Title: Ramsey numbers of sparse digraphs
In 1934, Rédei proved that every tournament contains a Hamiltonian path.
Equivalently, if P_n denotes a directed path on n vertices, then every
tournament on n vertices contains a copy of P_n.
Which other n-vertex digraphs must appear in any tournament on O(n)
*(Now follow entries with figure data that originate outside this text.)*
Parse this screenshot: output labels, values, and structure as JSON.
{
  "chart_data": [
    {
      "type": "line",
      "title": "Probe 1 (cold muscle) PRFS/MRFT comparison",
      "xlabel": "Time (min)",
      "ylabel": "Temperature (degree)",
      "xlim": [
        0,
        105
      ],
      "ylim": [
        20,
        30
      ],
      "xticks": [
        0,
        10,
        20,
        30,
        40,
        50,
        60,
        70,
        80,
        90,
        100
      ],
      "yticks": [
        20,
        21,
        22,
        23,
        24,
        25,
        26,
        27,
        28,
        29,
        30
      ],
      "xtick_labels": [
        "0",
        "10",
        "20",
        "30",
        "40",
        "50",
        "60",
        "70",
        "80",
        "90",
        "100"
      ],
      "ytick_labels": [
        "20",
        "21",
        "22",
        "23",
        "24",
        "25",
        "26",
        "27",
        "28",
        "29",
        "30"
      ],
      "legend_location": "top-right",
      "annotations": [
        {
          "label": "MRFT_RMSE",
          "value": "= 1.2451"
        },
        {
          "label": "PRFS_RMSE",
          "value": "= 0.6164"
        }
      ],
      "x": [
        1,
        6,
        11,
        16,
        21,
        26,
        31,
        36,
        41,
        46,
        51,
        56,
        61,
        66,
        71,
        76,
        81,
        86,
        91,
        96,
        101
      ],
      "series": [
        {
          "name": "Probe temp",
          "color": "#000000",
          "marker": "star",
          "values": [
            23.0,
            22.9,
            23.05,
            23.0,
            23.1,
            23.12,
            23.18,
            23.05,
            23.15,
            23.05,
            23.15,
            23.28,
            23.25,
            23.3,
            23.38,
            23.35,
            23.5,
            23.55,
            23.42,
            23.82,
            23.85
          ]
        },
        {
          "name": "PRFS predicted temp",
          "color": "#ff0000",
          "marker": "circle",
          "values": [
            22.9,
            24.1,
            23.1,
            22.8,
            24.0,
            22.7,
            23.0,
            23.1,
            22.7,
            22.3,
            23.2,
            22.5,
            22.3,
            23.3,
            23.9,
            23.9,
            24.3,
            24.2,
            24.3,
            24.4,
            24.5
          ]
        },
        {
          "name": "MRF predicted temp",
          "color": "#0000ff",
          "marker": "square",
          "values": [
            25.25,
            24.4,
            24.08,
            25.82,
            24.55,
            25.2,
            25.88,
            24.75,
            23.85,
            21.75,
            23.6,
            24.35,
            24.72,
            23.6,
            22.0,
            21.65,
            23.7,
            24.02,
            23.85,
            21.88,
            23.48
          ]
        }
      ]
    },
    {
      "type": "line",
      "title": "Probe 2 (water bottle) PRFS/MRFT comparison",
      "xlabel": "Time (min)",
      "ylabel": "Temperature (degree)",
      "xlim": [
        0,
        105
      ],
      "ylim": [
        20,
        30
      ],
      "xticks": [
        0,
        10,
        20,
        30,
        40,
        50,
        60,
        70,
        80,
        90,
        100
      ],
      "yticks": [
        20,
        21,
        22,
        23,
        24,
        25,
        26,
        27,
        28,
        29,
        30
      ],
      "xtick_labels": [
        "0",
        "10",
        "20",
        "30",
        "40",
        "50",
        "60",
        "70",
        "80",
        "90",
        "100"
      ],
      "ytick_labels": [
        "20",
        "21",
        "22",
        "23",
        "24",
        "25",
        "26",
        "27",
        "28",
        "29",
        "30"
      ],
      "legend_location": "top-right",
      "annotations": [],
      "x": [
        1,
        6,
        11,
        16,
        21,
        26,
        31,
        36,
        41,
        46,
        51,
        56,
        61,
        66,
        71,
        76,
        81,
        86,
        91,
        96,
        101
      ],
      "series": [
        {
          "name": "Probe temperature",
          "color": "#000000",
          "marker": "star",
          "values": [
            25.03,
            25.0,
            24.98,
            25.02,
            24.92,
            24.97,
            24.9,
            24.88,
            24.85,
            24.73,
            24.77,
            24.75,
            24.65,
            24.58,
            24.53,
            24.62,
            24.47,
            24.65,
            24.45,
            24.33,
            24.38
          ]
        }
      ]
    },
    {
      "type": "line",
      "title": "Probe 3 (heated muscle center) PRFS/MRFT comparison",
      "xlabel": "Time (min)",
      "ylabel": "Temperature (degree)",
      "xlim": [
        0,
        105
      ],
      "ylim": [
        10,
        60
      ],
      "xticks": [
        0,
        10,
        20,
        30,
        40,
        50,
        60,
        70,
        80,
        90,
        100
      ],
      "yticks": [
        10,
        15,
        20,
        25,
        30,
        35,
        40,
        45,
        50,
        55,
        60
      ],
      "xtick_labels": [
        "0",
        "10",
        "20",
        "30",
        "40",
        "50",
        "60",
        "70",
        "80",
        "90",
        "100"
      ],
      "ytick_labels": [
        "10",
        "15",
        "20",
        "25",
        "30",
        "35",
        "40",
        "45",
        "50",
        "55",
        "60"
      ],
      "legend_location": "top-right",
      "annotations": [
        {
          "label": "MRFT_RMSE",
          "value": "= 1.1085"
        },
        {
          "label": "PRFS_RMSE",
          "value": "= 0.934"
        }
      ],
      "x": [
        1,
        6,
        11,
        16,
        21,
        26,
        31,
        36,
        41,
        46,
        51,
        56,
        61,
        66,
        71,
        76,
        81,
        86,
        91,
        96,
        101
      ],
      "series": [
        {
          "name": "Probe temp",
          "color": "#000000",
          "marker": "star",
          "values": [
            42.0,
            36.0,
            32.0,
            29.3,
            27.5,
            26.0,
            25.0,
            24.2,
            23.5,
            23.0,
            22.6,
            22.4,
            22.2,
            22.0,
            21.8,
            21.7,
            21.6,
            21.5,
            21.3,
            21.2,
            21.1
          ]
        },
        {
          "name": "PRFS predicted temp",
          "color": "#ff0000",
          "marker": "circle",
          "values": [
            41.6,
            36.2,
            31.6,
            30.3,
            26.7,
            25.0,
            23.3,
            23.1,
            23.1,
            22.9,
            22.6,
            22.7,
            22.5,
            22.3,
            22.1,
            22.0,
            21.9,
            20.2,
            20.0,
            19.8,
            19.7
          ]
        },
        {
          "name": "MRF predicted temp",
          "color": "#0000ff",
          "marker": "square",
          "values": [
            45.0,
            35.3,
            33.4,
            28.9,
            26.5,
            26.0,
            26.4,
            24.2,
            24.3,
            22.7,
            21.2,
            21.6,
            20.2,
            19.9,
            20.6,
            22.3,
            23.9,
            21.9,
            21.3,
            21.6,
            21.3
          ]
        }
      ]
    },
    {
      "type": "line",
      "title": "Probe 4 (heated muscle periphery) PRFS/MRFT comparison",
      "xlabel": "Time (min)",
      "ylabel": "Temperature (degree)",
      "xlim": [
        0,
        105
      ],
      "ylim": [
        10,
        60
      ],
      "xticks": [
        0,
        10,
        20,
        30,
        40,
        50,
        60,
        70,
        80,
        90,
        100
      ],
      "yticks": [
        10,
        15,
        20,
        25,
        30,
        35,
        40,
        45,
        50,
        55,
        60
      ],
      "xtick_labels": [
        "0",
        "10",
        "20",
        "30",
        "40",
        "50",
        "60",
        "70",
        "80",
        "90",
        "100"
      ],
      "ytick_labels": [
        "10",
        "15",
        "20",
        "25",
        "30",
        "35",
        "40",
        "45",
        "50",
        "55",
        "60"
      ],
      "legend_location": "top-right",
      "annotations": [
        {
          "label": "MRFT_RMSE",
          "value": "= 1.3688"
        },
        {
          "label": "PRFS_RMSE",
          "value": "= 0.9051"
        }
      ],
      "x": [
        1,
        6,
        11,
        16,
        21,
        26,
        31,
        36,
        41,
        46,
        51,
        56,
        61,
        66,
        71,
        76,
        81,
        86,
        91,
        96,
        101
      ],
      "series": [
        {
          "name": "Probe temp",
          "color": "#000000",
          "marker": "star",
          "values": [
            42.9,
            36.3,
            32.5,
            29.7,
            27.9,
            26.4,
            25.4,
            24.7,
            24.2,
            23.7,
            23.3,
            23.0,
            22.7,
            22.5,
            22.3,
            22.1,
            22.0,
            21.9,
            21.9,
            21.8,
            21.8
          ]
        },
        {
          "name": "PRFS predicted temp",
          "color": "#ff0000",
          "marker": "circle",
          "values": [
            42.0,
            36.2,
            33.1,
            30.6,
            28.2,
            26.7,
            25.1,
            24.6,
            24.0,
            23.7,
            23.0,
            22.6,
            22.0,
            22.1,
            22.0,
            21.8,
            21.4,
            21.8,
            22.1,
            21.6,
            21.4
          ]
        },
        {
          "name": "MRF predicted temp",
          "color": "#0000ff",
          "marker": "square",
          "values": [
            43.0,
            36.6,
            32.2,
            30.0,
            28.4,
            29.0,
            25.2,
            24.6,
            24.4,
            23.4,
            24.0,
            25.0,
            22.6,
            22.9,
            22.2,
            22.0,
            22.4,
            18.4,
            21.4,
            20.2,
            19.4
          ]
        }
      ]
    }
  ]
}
vertices? Formally, the Ramsey number r(H) of a digraph H is defined as the
minimum N such that every N-vertex tournament contains a copy of H. This is
only well-defined for digraphs with no directed cycle, and the basic
question is which conditions on the n-vertex acyclic digraph H ensure that
r(H) = O(n).
If H has many edges, then a random construction shows that r(H) will be
substantially larger than linear in n. In the analogous undirected setting,
this turns out to be the only obstruction: a famous result of Lee, proving a
conjecture of Burr and Erdős, says that any sparse undirected graph has
Ramsey number that is linear in n. Surprisingly, this is emphatically not
the case for digraphs: we construct, for any C > 1, a bounded-degree
n-vertex digraph H with r(H) > n^C. In the other direction, we prove linear
and nearly-linear upper bounds for several natural families of
bounded-degree digraphs, including random digraphs, digraphs of bounded
height, and digraphs of "low multiscale complexity".
Joint work with Jacob Fox and Xiaoyu He.